The motivations for individuals to engage in these activities are multiple and deserves further scrutiny. Ekbia and Nardi (2017) set out to understand the un-obvious logic for performing volunteer labour in this context. They argue that predicaments like separation, precarity, and monotony incite this sort of participation to find relief from everyday struggles. Also, they suggest that this form of participation is encouraged “through an intricate set of mechanisms comprised of social and emotional rewards, monetary compensation, and coercion”. When commenting on the exploitative nature of the Weather Channel apps, which “deceptively collect personal data as a business model”, Wakkary (2021, p. 197) identified a motivation for engagement in convenience. In general, however, humans working for humanness-capturing machines have no option but to interact with these tools to receive certain benefits. This is what Latour (1994) defined an “obligatory passage-point”: users have to interact with the tools to be granted access to a specific website or function. An example, as noted by several scholars (Drott 2018; Morreale & Eriksson 2020; Seaver 2022), are Spotify’s users: while interacting with the Spotify interface, they constantly feed their preferences and ways of using the app into a proprietary recommendation algorithm. This form of relationship between Spotify and its users is asymmetric, as the user—using the terminology of Marx as cited in Perelman (2000: 30).—is “compelled to sell themselves voluntarily”. The term users is thus not an accurate way of thinking about these phenomena, as they are (also) unwitting labourers.

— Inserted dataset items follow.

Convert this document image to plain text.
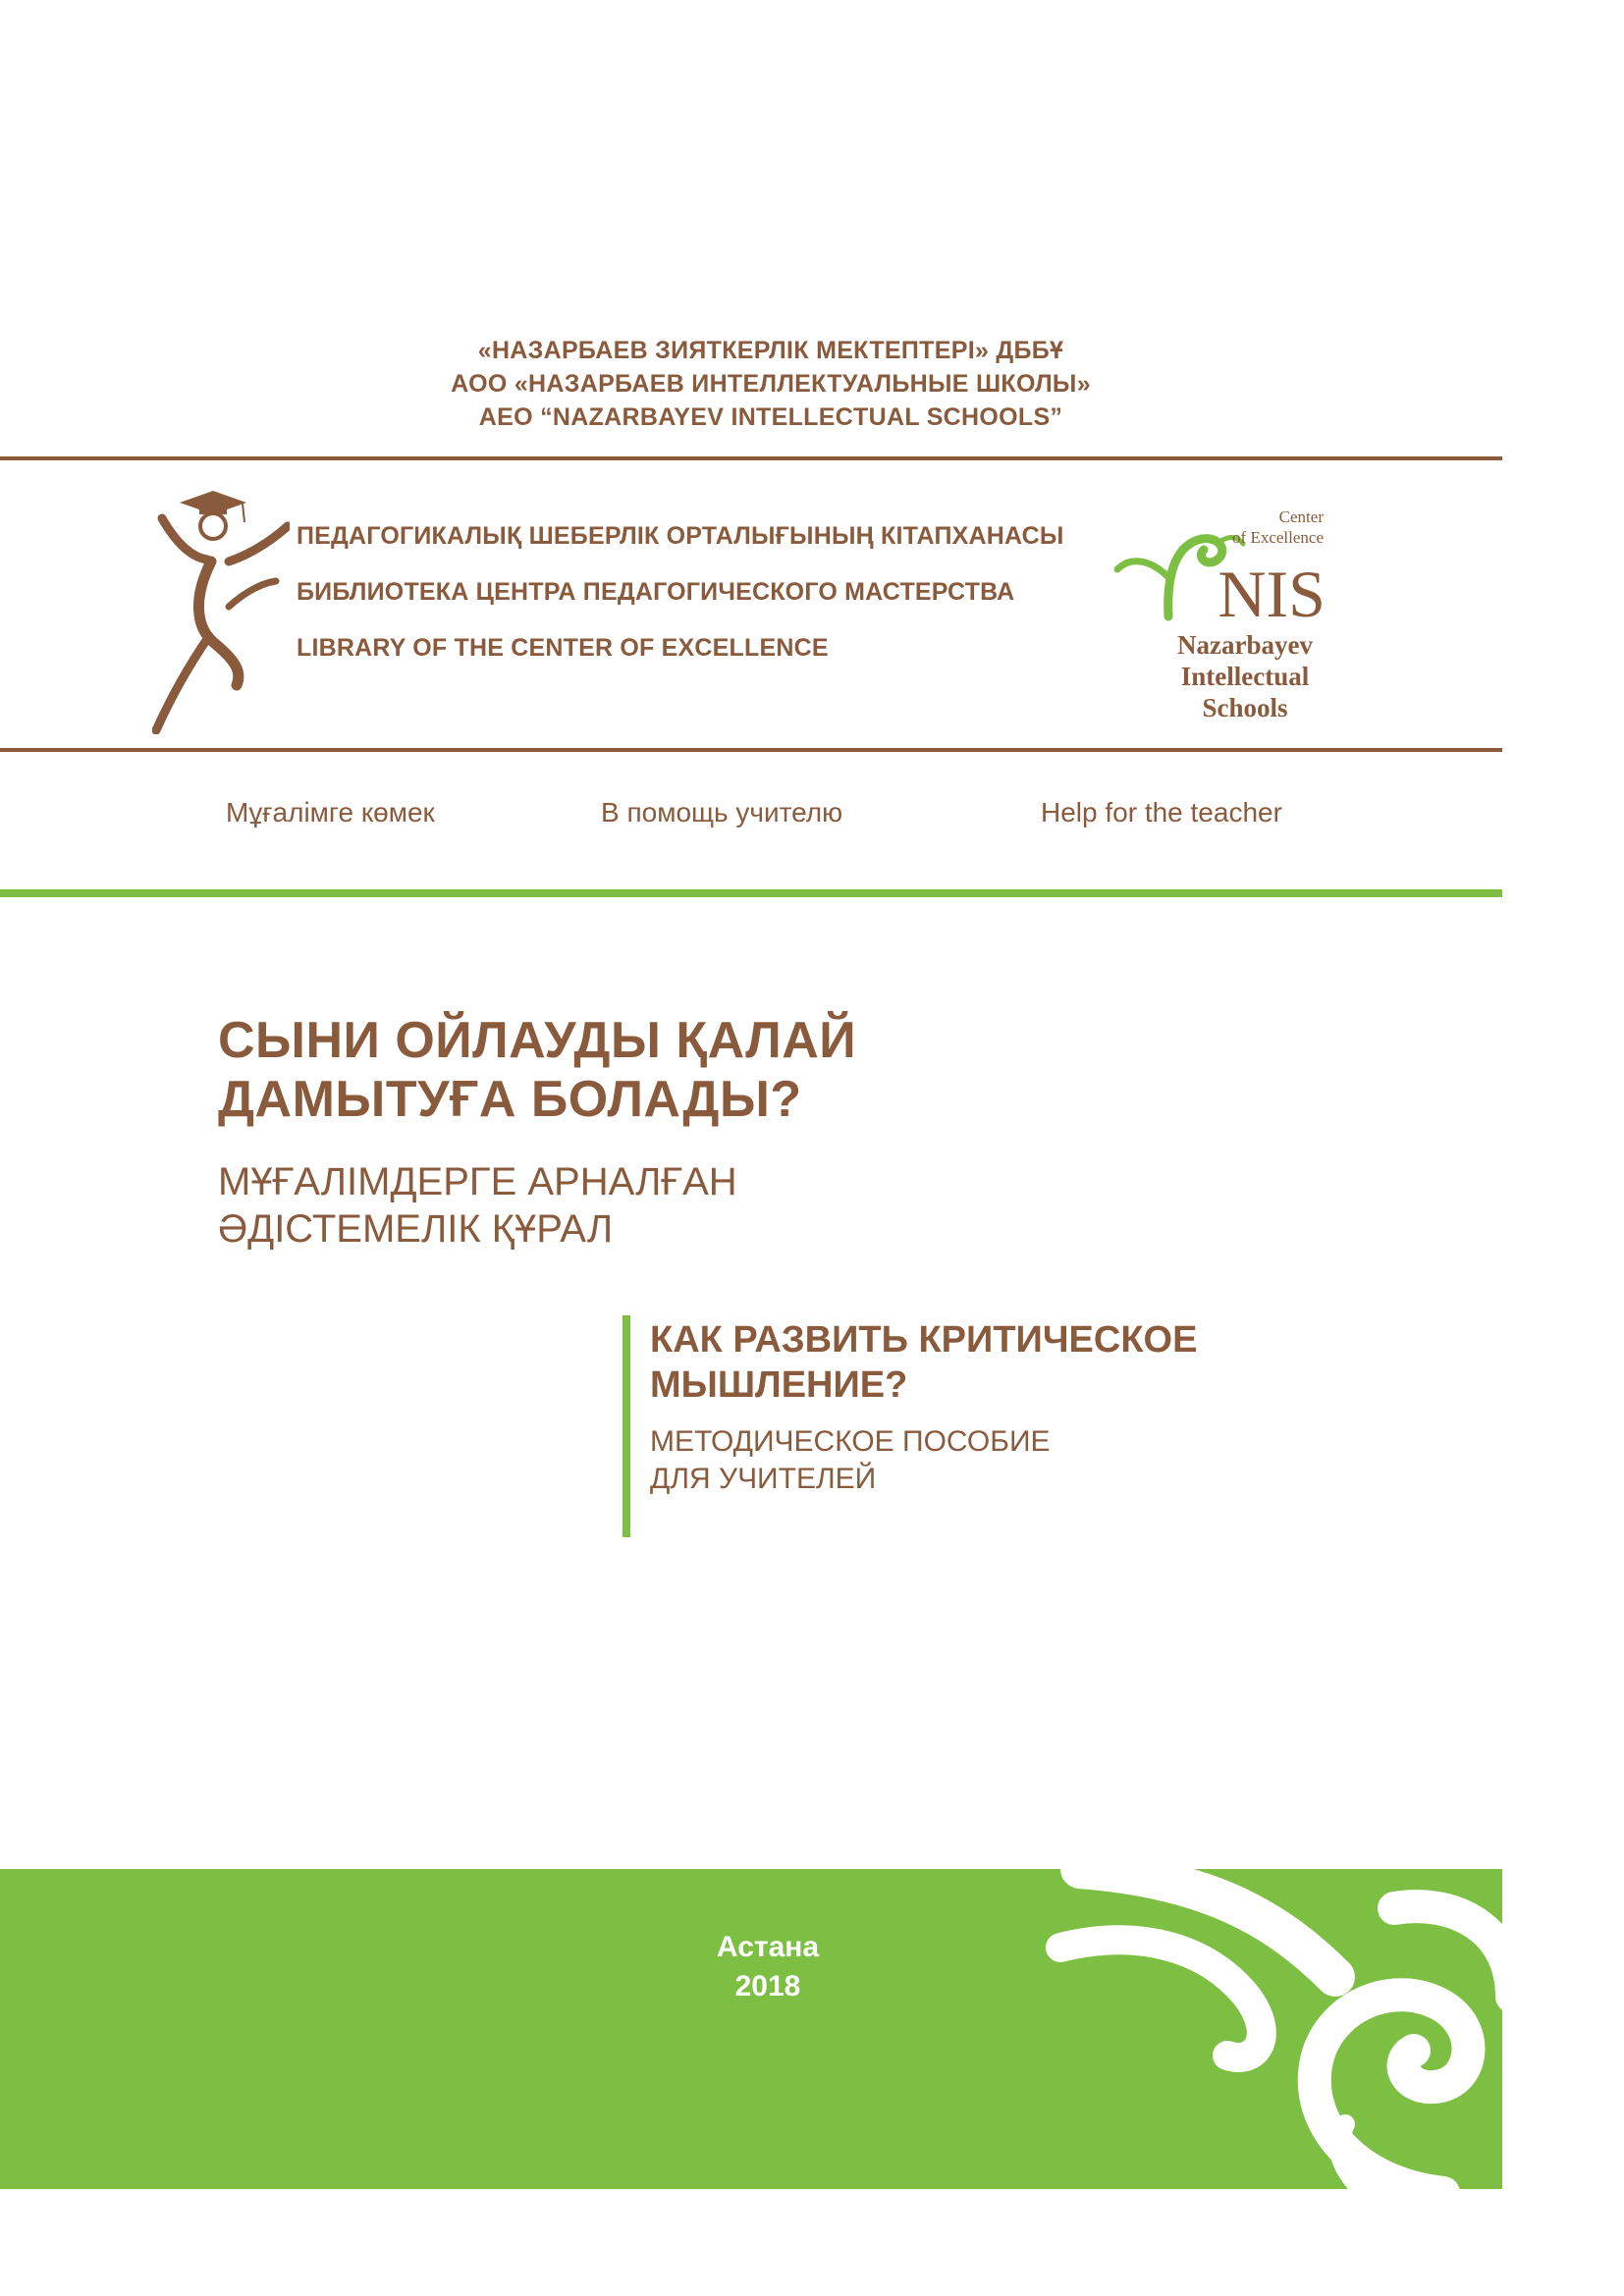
«НАЗАРБАЕВ ЗИЯТКЕРЛІК МЕКТЕПТЕРІ» ДББҰ
АОО «НАЗАРБАЕВ ИНТЕЛЛЕКТУАЛЬНЫЕ ШКОЛЫ»
AEO “NAZARBAYEV INTELLECTUAL SCHOOLS”
ПЕДАГОГИКАЛЫҚ ШЕБЕРЛІК ОРТАЛЫҒЫНЫҢ КІТАПХАНАСЫ
БИБЛИОТЕКА ЦЕНТРА ПЕДАГОГИЧЕСКОГО МАСТЕРСТВА
LIBRARY OF THE CENTER OF EXCELLENCE
Center
of Excellence
NIS
Nazarbayev
Intellectual
Schools
Мұғалімге көмек	В помощь учителю	Help for the teacher
СЫНИ ОЙЛАУДЫ ҚАЛАЙ
ДАМЫТУҒА БОЛАДЫ?
МҰҒАЛІМДЕРГЕ АРНАЛҒАН
ӘДІСТЕМЕЛІК ҚҰРАЛ
КАК РАЗВИТЬ КРИТИЧЕСКОЕ
МЫШЛЕНИЕ?
МЕТОДИЧЕСКОЕ ПОСОБИЕ
ДЛЯ УЧИТЕЛЕЙ
Астана
2018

We conclude with a comment on the definition of the individuals participating in AI training. We argue that the linguistic strategy of labelling them as users or customers is a way of concealing the labour exploitation that is underway. The literature on AI, Human–Computer Interaction, and digital technologies more generally has normalised the term user, which has masked a loss of autonomy that is entirely consistent with that experienced by those doing labour. The autonomy these labourers once possessed by virtue of the skills and knowledge they command is taken from them as technology companies appropriate those skills and embody them in their technological products. Once this alienation is complete, artisans become labour units assigned to work with tools made available to them by their employers. Now that this type of labour exploitation has been described and characterised, it can be put into terms that justify and describe the change. Our societies have allowed a business model founded on exploitation to proliferate, and it should be in the interests of governments to reorient the balance of power. Our future work includes further developing the theory underpinning our arguments, more concretely demonstrating the harm from this exploitation, and making the case to policymakers and the public that appropriate interventions are necessary to mitigate this unbridled accumulation of value and power.